James Ramage, left, and Principal Allison Hernandez greet another student this week who is also wearing a suit and hat on Dapper Wednesday at Chelsea Elementary School. Joe Phelan/Kennebec Journal

CHELSEA — When James Ramage and Lincoln Bolitho began wearing suits to Chelsea Elementary School, which would lead to Dapper Wednesday at the school, they had no idea the fame and fortune it would bring.

To date, the boys have been interviewed by members of the local and national media, and the attention has brought donations of money and clothing to their school’s Dapper Closet.

Along with their classmates, James and Lincoln have also met two stars of the sitcom “Fuller House,” including their inspiration, actor Alex Hargar, through a Zoom call. 

“Nanny and Papa now call me ‘Mr. Famous’ when they see me,'” James Ramage said, smiling.

The third graders, both 8, began wearing suits to school every so often when they were in second grade, and they liked the compliments they received. Now, each week includes Dapper Wednesday at their school, part of Sheepscot Valley Regional School Unit 12

Allison Hernandez, the principal of Chelsea Elementary School at 566 Togus Road, said no one thought the story would grow so large.


Following a story in the Kennebec Journal, the boys were interviewed by Maine television stations, which shared their stories with other network affiliates; Maine Public; The Washington Post; USA Today; and the “CBS Evening News.”

“We had no idea,” Hernandez said. “We are doing our own thing and enjoying making school positive, and it’s amazing to show the boys what they can accomplish and how far something can go from putting something good in the world.”

Principal Allison Hernandez, left, shows James Ramage and Lincoln Bolitho a jacket made of neckties that has been donated to Chelsea Elementary School. Joe Phelan/Kennebec Journal

Since November, James Ramage has added three suits to his wardrobe, while Lincoln Bolitho has added more than 40 ties to his collection.

But it has not ended there. People across the country have donated money to the school, and others have sent dress shirts, dresses, shoes and other dressy clothing to create the Dapper Closet. The school has also received a jacket made of neckties from high school students in Tulsa, Oklahoma, who made the jacket for a school play, “Joseph and the Amazing Technicolor Dreamcoat.”

Hernandez said donations are still arriving.

“Anyone that needs a suit, or a tie, Mr. P will put them on the list and they can get it,” James said, referring to Dean Paquette, the ed tech who helped James and Lincoln begin Dapper Wednesday.


More than a third of the 281 students at Chelsea Elementary School come from low-income households, and Hernandez said she hopes the Dapper Closet can be a place where students can sign out a dress or a necktie if needed or if they want to participate in Dapper Wednesday.

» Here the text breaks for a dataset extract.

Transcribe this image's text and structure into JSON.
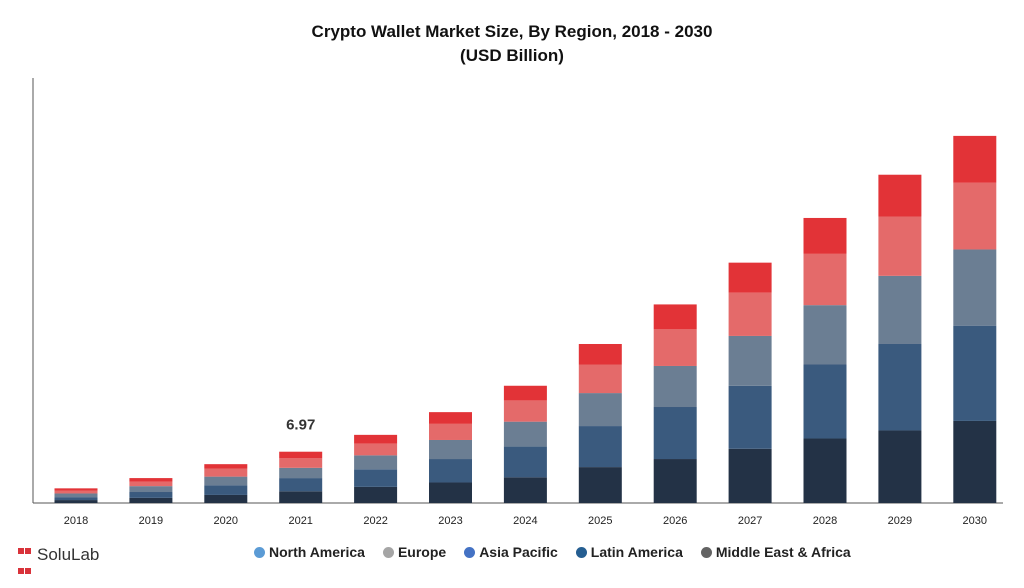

The school has also bought neckties and headbands for students that they can grab Wednesdays when they arrive at school, if they have forgotten or do not have the means to dress up and participate. Hernandez said Chelsea Elementary School has received so many donated ties that every boy at the school could bring one home.

She also said teachers at Chelsea Elementary School have noticed the students behave better on Dapper Wednesday.

Perhaps the highlight for James and Lincoln and their classmates has been the chance to meet “Fuller House” star Jodie Sweetin, after she saw a video of the boys.

James decided to wear a suit to school after seeing Max Fuller, one of the show’s characters, wear a suit to school. Sweetin and Elias Hargar, who plays Fuller, Zoomed with James and Lincoln’s class, appropriately dressed in suits.

James Ramage, 8, and Lincoln Bothelo, 8, talk via Zoom recently with “Fuller House” stars Jodie Sweetin and Elias Hargar. Hargar’s character in the show is the inspiration for James’ decision to wear suits to school. Courtesy of Allison Hernandez

“It was awesome,” Lincoln said. “Me and James both watch ‘Fuller House.’ It’s a really good show.”


Hernandez told the boys last week that several other schools have decided to begin a Dapper Day, including Ella P. Burr Elementary in Lincoln and a third grade class at Greenville Consolidated School. James and Lincoln were excited to hear the news, especially because Lincoln shares a name with one of the school districts.

“I think they like it because it’s positive,” James said, “and they think it’s really cool how young we are and we wear suits.”

Lincoln might have said it best when explaining the attention that Dapper Wednesday has received.

Dapper Wednesday, he said, shows that two 8-year-old boys in central Maine can do whatever they put their minds to, especially when they receive support from their school, community and, now, nation.

“I think they like that it’s team building for the school and makes people feel good about themselves,” Lincoln said. “And I don’t think anyone would expect two kids to start a movement so big.”